While some authors — like Flanagan — shone more than others, the Festival organisers curated, without exception, a bunch of articulate, thoughtful and confident writers (bearing in mind Helen Dunmore’s truism: ‘None of the authors I’ve met are ever as confident as they appear…They are always more vulnerable and uncertain’). In fact, one of the authors I went to see — who is an old hand at festivals and exuded great confidence on stage — apparently threw up before going on, so terrible were this author’s nerves. This is somehow comforting for the rest of us!

Unfortunately the chairs were not as consistent as the authors, ranging from exceptional to pretty ordinary. A good interviewer brings out the best in their panellists so that the session flows and the interchange of ideas opens out. A poor interviewer results in a disjointed and awkward experience that authors must make the best of. Just because an individual is well regarded in the literary community and has an interest in the subject matter or the authors in question does not necessarily mean they have the skill to successfully chair a panel. For me, the two best interviewers at this festival were Steven Gale and Jeff Sparrow. Both were knowledgeable and relaxed in a way that set the authors and the audience (equally as important) at ease. They had notes but they referred to them in an unobtrusive way, rather than reading questions out word for word. (Of course, there were other good interviewers, too, but these two chaired multiple sessions.) Interviewing is a skill that is often underestimated. Except, perhaps, by authors. As Richard Flanagan noted, ‘Authors rise or fall on the strength of their interviewer.’

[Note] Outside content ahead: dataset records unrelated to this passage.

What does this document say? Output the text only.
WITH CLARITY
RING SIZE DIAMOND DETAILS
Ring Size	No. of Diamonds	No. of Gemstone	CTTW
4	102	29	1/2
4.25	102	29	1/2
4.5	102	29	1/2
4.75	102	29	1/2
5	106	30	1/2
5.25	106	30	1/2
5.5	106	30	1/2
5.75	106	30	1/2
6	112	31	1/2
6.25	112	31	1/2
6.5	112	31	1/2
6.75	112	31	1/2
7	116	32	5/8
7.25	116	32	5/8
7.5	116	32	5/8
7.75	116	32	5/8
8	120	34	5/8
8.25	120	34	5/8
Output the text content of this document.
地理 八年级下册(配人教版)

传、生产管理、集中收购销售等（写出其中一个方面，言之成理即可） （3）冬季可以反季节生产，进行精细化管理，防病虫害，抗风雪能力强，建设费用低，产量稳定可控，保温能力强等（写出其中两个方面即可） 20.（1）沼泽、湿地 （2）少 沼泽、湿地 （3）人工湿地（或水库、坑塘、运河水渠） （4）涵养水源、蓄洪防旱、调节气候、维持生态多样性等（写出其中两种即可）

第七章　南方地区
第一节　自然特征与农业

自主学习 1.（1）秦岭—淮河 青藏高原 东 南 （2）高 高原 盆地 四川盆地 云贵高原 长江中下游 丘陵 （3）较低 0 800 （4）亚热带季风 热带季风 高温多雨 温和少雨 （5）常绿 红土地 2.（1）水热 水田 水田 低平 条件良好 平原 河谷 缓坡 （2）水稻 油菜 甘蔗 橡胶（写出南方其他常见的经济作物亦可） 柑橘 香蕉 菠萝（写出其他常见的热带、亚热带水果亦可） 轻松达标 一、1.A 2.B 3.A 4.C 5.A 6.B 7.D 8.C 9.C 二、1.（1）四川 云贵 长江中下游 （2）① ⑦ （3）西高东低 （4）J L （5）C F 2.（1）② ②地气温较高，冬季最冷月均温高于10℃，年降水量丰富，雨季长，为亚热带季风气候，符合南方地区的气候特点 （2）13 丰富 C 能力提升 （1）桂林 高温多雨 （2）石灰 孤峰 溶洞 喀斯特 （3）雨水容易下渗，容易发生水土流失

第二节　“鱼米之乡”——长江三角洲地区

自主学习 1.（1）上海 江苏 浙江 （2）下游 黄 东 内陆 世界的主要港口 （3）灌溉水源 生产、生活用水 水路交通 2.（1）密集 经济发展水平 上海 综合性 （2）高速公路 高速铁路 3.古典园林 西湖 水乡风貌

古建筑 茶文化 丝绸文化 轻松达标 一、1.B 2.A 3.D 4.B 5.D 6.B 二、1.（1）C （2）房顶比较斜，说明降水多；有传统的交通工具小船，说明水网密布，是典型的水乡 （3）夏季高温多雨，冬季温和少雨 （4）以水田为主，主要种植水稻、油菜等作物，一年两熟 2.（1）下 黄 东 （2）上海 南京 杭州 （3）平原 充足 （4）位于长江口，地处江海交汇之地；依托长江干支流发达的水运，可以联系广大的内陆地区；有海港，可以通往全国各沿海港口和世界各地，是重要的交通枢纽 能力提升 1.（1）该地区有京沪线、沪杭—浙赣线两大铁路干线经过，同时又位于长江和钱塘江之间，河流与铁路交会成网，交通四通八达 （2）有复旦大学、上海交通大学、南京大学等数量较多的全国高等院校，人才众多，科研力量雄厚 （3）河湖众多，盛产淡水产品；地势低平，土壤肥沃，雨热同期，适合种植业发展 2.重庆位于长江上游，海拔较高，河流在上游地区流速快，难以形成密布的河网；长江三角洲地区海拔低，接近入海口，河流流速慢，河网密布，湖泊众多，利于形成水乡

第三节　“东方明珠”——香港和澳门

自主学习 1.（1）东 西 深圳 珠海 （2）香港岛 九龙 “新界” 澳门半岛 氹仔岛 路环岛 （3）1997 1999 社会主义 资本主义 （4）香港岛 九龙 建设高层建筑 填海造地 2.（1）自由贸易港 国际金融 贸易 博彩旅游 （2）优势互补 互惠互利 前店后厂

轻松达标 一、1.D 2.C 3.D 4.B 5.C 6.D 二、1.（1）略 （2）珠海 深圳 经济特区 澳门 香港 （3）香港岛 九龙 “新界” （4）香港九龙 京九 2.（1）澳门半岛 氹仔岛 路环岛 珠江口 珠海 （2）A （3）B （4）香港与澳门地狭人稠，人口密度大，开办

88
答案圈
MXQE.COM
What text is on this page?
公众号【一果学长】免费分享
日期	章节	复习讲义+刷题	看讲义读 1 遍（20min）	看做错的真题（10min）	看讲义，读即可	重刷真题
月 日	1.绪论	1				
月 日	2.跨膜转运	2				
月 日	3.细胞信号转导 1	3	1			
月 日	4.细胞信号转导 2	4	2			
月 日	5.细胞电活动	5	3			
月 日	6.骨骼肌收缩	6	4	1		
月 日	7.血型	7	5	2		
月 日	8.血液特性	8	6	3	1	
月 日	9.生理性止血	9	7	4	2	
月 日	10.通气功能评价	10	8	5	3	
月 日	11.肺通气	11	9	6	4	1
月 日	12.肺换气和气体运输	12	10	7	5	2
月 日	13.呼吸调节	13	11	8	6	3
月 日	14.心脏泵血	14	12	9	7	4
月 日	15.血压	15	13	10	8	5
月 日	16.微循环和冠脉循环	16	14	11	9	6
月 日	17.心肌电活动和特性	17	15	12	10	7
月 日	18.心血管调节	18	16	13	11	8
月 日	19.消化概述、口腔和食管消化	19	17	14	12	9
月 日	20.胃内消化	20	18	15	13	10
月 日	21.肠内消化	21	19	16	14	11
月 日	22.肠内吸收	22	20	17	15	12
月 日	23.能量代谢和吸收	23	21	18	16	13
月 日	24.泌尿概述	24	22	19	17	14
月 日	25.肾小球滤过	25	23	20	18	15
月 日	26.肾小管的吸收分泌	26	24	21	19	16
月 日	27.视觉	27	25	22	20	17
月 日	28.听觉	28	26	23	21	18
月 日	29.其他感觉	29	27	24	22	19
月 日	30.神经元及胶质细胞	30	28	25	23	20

LuminariesThere’s still so much I haven’t been able to cover in these posts. New Zealand author and Booker Prize-winner Eleanor Catton was brilliant, managing to display both great intellect and great warmth. She gave us a detailed and fascinating insight into the research and structure of The Luminaries. I simply must read it now.

I am a long-time fan of Mandy Sayer’s work and she was both candid and funny during her session about her third memoir, The Poet’s Wife, which details her abusive relationship with Pulitzer Prize-winning American poet Yusef Komunyakaa. That one is also on the list.

Rabih Alameddine and Alison Bechdel were a riotous combination. Alameddine’s story about how he killed his five imaginary friends in a car accident was one of the more bizarre and hilarious stories I’ve heard at a festival. And Jeet Thayil and Christos Tsiolkas were delightful, often disagreeing in the most amenable ways. (And can I just say that the festival wrap-up party was like a Christos fan club. He is just the most genuine and likeable guy and not surprisingly everyone wanted to hang out with him.)

I came away from the festival buzzing, but now it’s time to put on the kettle and relax with my massive pile of festival books. The only question is, which one to start with?